Gemeinsam mit Gustav Markkula kam Benderius während einer Vorlesung über die neurologischen Grundlagen menschliche Verhaltensmuster die Idee zu ihren Untersuchungen: Schon die Art und Weise, bzw. die Geschwindigkeit, mit der wir nach etwas greifen, steht in einem direkten Verhältnis zur Entfernung dieses Gegenstandes: Je größer diese Distanz zu unserer Hand ist, desto schneller vollführen wir auch die Bewegung. Neurologisch bestimmen wir also die Geschwindigkeit unserer Bewegung einhergehend mit der Bestimmung der Entfernung. Das Interessante an diesem Effekt ist aber auch, dass die Zeit, die wir für diese Bewegung benötigen stets gleich und unabhängig von der Entfernung bleibt.


In Experimenten dokumentierten die Forscher dann das Lenkverhalten von mehr als 1.000 Fahrstunden erfahrener Auto- und LKW-Fahrer, die insgesamt rund 1,3 Millionen Lenkbewegungen vollführten.


"Bei der Analyse haben wir dann sehr schnell ein Muster entdeckt", erläutert Benderius. "Es war ein wirklicher Heureka-Moment als wir erkannten, dass das beschriebene grundlegende menschliche Verhalten auch unsere Lenkbewegungen kontrolliert."


Tatsächlich verliefen 95 Prozent der gemessenen Lenkbewegungen genau so, wie es das Modell der Forscher vorhergesagt hatte. Demnach verläuft unser Lenken eben nicht linear sondern gemäß des entdeckten Musters. Durch Tests mit 12-Jährigen konnten die Forscher zudem feststellen, dass dieses Verhalten natürlich und nicht etwa erst durch Fahrunterricht und -Praxis erlernt wird.

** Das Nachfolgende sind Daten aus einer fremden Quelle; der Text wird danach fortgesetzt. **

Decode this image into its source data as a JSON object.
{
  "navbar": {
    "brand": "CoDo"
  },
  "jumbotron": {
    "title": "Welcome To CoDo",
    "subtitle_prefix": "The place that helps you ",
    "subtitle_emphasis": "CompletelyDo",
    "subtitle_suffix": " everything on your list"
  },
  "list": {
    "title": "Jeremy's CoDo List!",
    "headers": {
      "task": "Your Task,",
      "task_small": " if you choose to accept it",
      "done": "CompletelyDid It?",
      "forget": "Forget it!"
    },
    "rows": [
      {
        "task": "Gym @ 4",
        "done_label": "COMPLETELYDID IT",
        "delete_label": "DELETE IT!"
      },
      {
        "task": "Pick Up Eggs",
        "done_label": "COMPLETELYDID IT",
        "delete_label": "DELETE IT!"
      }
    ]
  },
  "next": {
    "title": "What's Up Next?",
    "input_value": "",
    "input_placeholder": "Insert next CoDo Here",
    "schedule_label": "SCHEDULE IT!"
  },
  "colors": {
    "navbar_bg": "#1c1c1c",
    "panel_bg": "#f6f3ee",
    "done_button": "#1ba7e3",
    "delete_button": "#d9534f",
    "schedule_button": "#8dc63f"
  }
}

"Unsere Erkenntnis und die Definition eines zu 95-prozentig zutreffenden mathematischen Modells, könnte die Art und Weise der menschlichen Steuerung von Maschinen, Fahrzeugen und Schiffen vollständig verändern. Ich hoffe, dass unsere Entdeckung für die Wissenschaftler und Forscher die Grundlage sein wird, in völlig neue Richtungen zu denken. Kontrollverhalten wurde bislang auf der theoretischen Grundlage der Kontrolltheorie und technischer Systeme untersucht. Wenn es nun stattdessen auf der Grundlage neurologischer Erkenntnisse erforscht wird, könnte dies völlig neue Perspektiven eröffnen."